The concern with the popular indexes (frequently expressed by some here) is they are increasingly dominated by a handful of large companies. The indexes therefore do well when those few stock prices pop; this was the case in 2023.

Just out of curiosity, I used the link above to run PV on the three portfolios through December 2022 rather than 2023. BTW, this yields numbers we'd have seen if we'd been having this discussion a year ago. The CAGRs are 11.15% for SCHD and 10.24% for SPY. The balanced has an even lower return, but also continues to have the lowest volatility.

If some folks want to use dividend funds, perhaps for behavioral reasons, no harm in it.
 
... If some folks want to use dividend funds, perhaps for behavioral reasons, no harm in it.

I agree there is no/little harm in it, the numbers come out fairly close (and of course, specific time periods could show slightly different results).

But as I said, I just don't like to see things over-hyped and/or confusing the picture.

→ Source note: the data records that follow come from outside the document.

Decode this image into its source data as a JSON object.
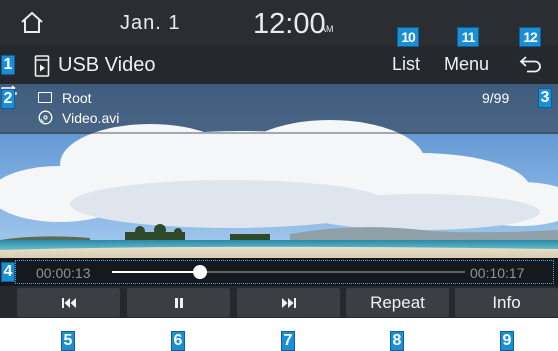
{
  "status_bar": {
    "home_icon": "home-icon",
    "date": "Jan.  1",
    "time": "12:00",
    "ampm": "AM"
  },
  "title_bar": {
    "source_icon": "usb-video-file-icon",
    "source_label": "USB Video",
    "list_label": "List",
    "menu_label": "Menu",
    "back_icon": "back-arrow-icon"
  },
  "info_overlay": {
    "folder_icon": "folder-icon",
    "folder": "Root",
    "file_icon": "video-disc-icon",
    "file": "Video.avi",
    "repeat_icon": "repeat-icon",
    "track_count": "9/99"
  },
  "progress": {
    "elapsed": "00:00:13",
    "duration": "00:10:17",
    "fraction": 0.25
  },
  "controls": {
    "prev_icon": "skip-previous-icon",
    "pause_icon": "pause-icon",
    "next_icon": "skip-next-icon",
    "repeat_label": "Repeat",
    "info_label": "Info"
  },
  "callouts": [
    "1",
    "2",
    "3",
    "4",
    "5",
    "6",
    "7",
    "8",
    "9",
    "10",
    "11",
    "12"
  ],
  "colors": {
    "accent": "#1a8fd6",
    "background": "#1f2226",
    "button": "#3b3f44"
  }
}
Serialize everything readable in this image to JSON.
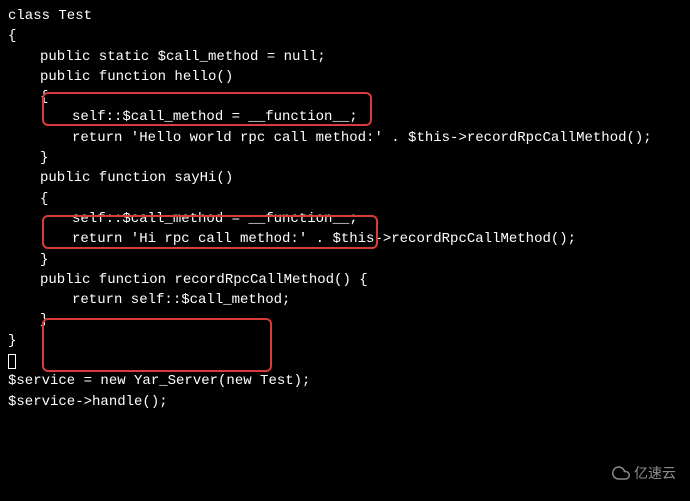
{
  "code": {
    "l0": "class Test",
    "l1": "{",
    "l2": "public static $call_method = null;",
    "l3": "public function hello()",
    "l4": "{",
    "l5": "self::$call_method = __function__;",
    "l6": "return 'Hello world rpc call method:' . $this->recordRpcCallMethod();",
    "l7": "}",
    "l8": "",
    "l9": "public function sayHi()",
    "l10": "{",
    "l11": "self::$call_method = __function__;",
    "l12": "return 'Hi rpc call method:' . $this->recordRpcCallMethod();",
    "l13": "}",
    "l14": "",
    "l15": "public function recordRpcCallMethod() {",
    "l16": "return self::$call_method;",
    "l17": "}",
    "l18": "",
    "l19": "}",
    "l20": "",
    "l21": "$service = new Yar_Server(new Test);",
    "l22": "$service->handle();"
  },
  "watermark": {
    "text": "亿速云"
  }
}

Now, maybe someone could be harmed by assuming their div portfolio really was only as volatile as a 60/40 broad-index portfolio? It just isn't helpful when inaccurate statements are bandied about as fact.

Hey, maybe my numbers are messed up somehow - but I haven't seen any challenge to them. And if they are messed up, I sure would appreciate a clarification, I don't want to be under a wrong impression either, that does me no good.

-ERD50
 
ERD50 - thanks for the response. I guess a few more thoughts. My view is EVERYONE de-risks their portfolio somehow in retirement. Some use a 3-bucket strategy, some buy annuities, some have a 60/40 allocation, some invest in dividend stocks, etc. But on this website, it's only dividend investors who are treated like "flat earthers".

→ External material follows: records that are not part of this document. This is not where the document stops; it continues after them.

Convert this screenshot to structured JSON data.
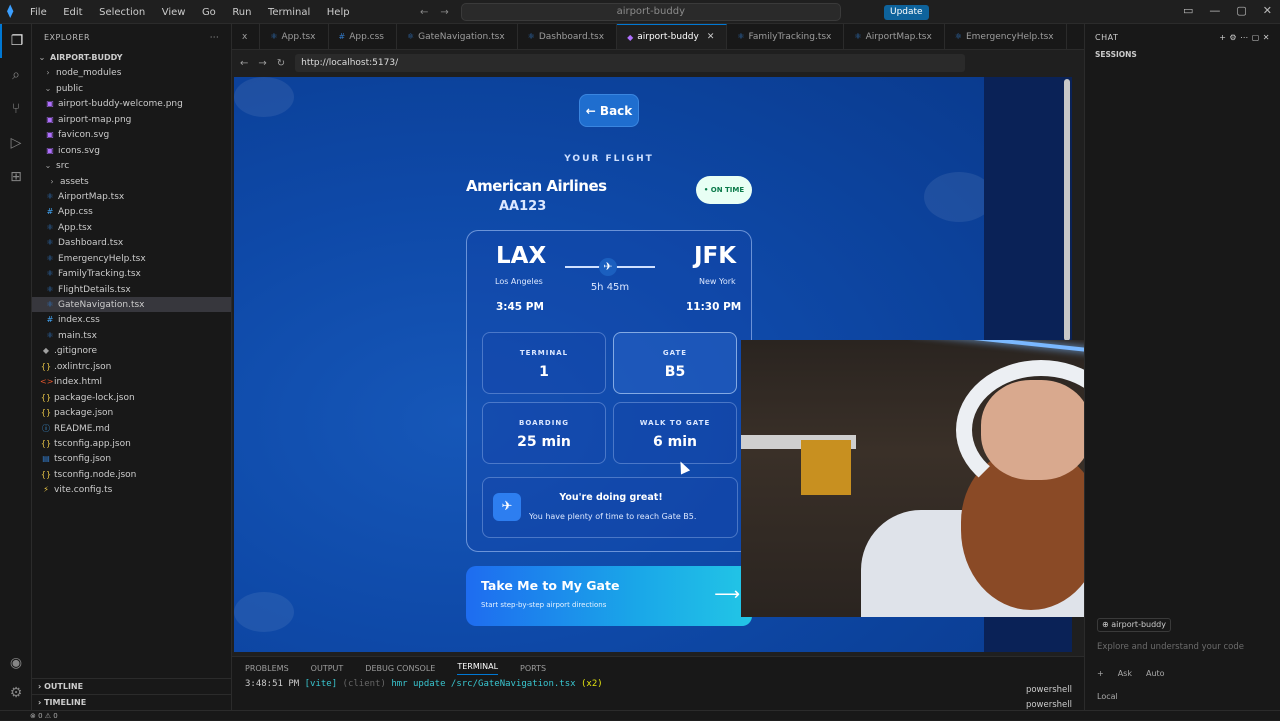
{
  "titlebar": {
    "menu": [
      "File",
      "Edit",
      "Selection",
      "View",
      "Go",
      "Run",
      "Terminal",
      "Help"
    ],
    "command_center": "airport-buddy",
    "update_label": "Update"
  },
  "explorer": {
    "header": "EXPLORER",
    "project": "AIRPORT-BUDDY",
    "tree": [
      {
        "label": "node_modules",
        "type": "folder"
      },
      {
        "label": "public",
        "type": "folder-open"
      },
      {
        "label": "airport-buddy-welcome.png",
        "type": "image"
      },
      {
        "label": "airport-map.png",
        "type": "image"
      },
      {
        "label": "favicon.svg",
        "type": "image"
      },
      {
        "label": "icons.svg",
        "type": "image"
      },
      {
        "label": "src",
        "type": "folder-open"
      },
      {
        "label": "assets",
        "type": "folder"
      },
      {
        "label": "AirportMap.tsx",
        "type": "ts"
      },
      {
        "label": "App.css",
        "type": "css"
      },
      {
        "label": "App.tsx",
        "type": "ts"
      },
      {
        "label": "Dashboard.tsx",
        "type": "ts"
      },
      {
        "label": "EmergencyHelp.tsx",
        "type": "ts"
      },
      {
        "label": "FamilyTracking.tsx",
        "type": "ts"
      },
      {
        "label": "FlightDetails.tsx",
        "type": "ts"
      },
      {
        "label": "GateNavigation.tsx",
        "type": "ts"
      },
      {
        "label": "index.css",
        "type": "css"
      },
      {
        "label": "main.tsx",
        "type": "ts"
      },
      {
        "label": ".gitignore",
        "type": "git"
      },
      {
        "label": ".oxlintrc.json",
        "type": "json"
      },
      {
        "label": "index.html",
        "type": "html"
      },
      {
        "label": "package-lock.json",
        "type": "json"
      },
      {
        "label": "package.json",
        "type": "json"
      },
      {
        "label": "README.md",
        "type": "md"
      },
      {
        "label": "tsconfig.app.json",
        "type": "json"
      },
      {
        "label": "tsconfig.json",
        "type": "tsjson"
      },
      {
        "label": "tsconfig.node.json",
        "type": "json"
      },
      {
        "label": "vite.config.ts",
        "type": "vite"
      }
    ],
    "outline": "OUTLINE",
    "timeline": "TIMELINE"
  },
  "tabs": [
    {
      "label": "x"
    },
    {
      "label": "App.tsx"
    },
    {
      "label": "App.css"
    },
    {
      "label": "GateNavigation.tsx"
    },
    {
      "label": "Dashboard.tsx"
    },
    {
      "label": "airport-buddy",
      "active": true
    },
    {
      "label": "FamilyTracking.tsx"
    },
    {
      "label": "AirportMap.tsx"
    },
    {
      "label": "EmergencyHelp.tsx"
    }
  ],
  "browser": {
    "url": "http://localhost:5173/"
  },
  "app": {
    "back_label": "← Back",
    "your_flight": "YOUR FLIGHT",
    "airline": "American Airlines",
    "flight_number": "AA123",
    "status": "• ON TIME",
    "origin": {
      "code": "LAX",
      "city": "Los Angeles",
      "time": "3:45 PM"
    },
    "destination": {
      "code": "JFK",
      "city": "New York",
      "time": "11:30 PM"
    },
    "duration": "5h 45m",
    "stats": [
      {
        "label": "TERMINAL",
        "value": "1"
      },
      {
        "label": "GATE",
        "value": "B5"
      },
      {
        "label": "BOARDING",
        "value": "25 min"
      },
      {
        "label": "WALK TO GATE",
        "value": "6 min"
      }
    ],
    "info_title": "You're doing great!",
    "info_sub": "You have plenty of time to reach Gate B5.",
    "cta_title": "Take Me to My Gate",
    "cta_sub": "Start step-by-step airport directions"
  },
  "chat": {
    "header": "CHAT",
    "sessions": "SESSIONS",
    "context_chip": "airport-buddy",
    "placeholder": "Explore and understand your code",
    "ask": "Ask",
    "auto": "Auto",
    "local": "Local"
  },
  "panel": {
    "tabs": [
      "PROBLEMS",
      "OUTPUT",
      "DEBUG CONSOLE",
      "TERMINAL",
      "PORTS"
    ],
    "active_tab": "TERMINAL",
    "term_time": "3:48:51 PM",
    "term_vite": "[vite]",
    "term_client": "(client)",
    "term_msg": "hmr update /src/GateNavigation.tsx",
    "term_count": "(x2)",
    "shells": [
      "powershell",
      "powershell"
    ]
  },
  "statusbar": {
    "problems": "⊗ 0 ⚠ 0"
  }
}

- As I was approaching retirement, interest rates were basically 0% and only fools were buying bonds.
- When the market collapsed because of covid, my portfolio value dropped like everyone else's, but my dividend income didn't drop at all.
- Most of recent growth of the S&P 500 is because of 7 stocks (that appear to me to be grossly over-valued).

One clarifying question - does your volatility analysis assume you re-invest dividends?
 
Buy and hold. That's always a good strategy.

DCA - Dollar Cost Average

and my own personal strategy...save AS MUCH, AS EARLY, and AS OFTEN as possible...buying the whole market with a tilt towards US tech sector and Mega Cap.

Prenumps are a good strategy...according to many divorce lawyers and divorcees.

Real estate is good if you can get a good location.

Buy low, sell high is another favorite of mine.

Anywho, I digress.

The best strategy is to invest in yourself though. The best thing I ever did was take investing serious and decide to self-manage.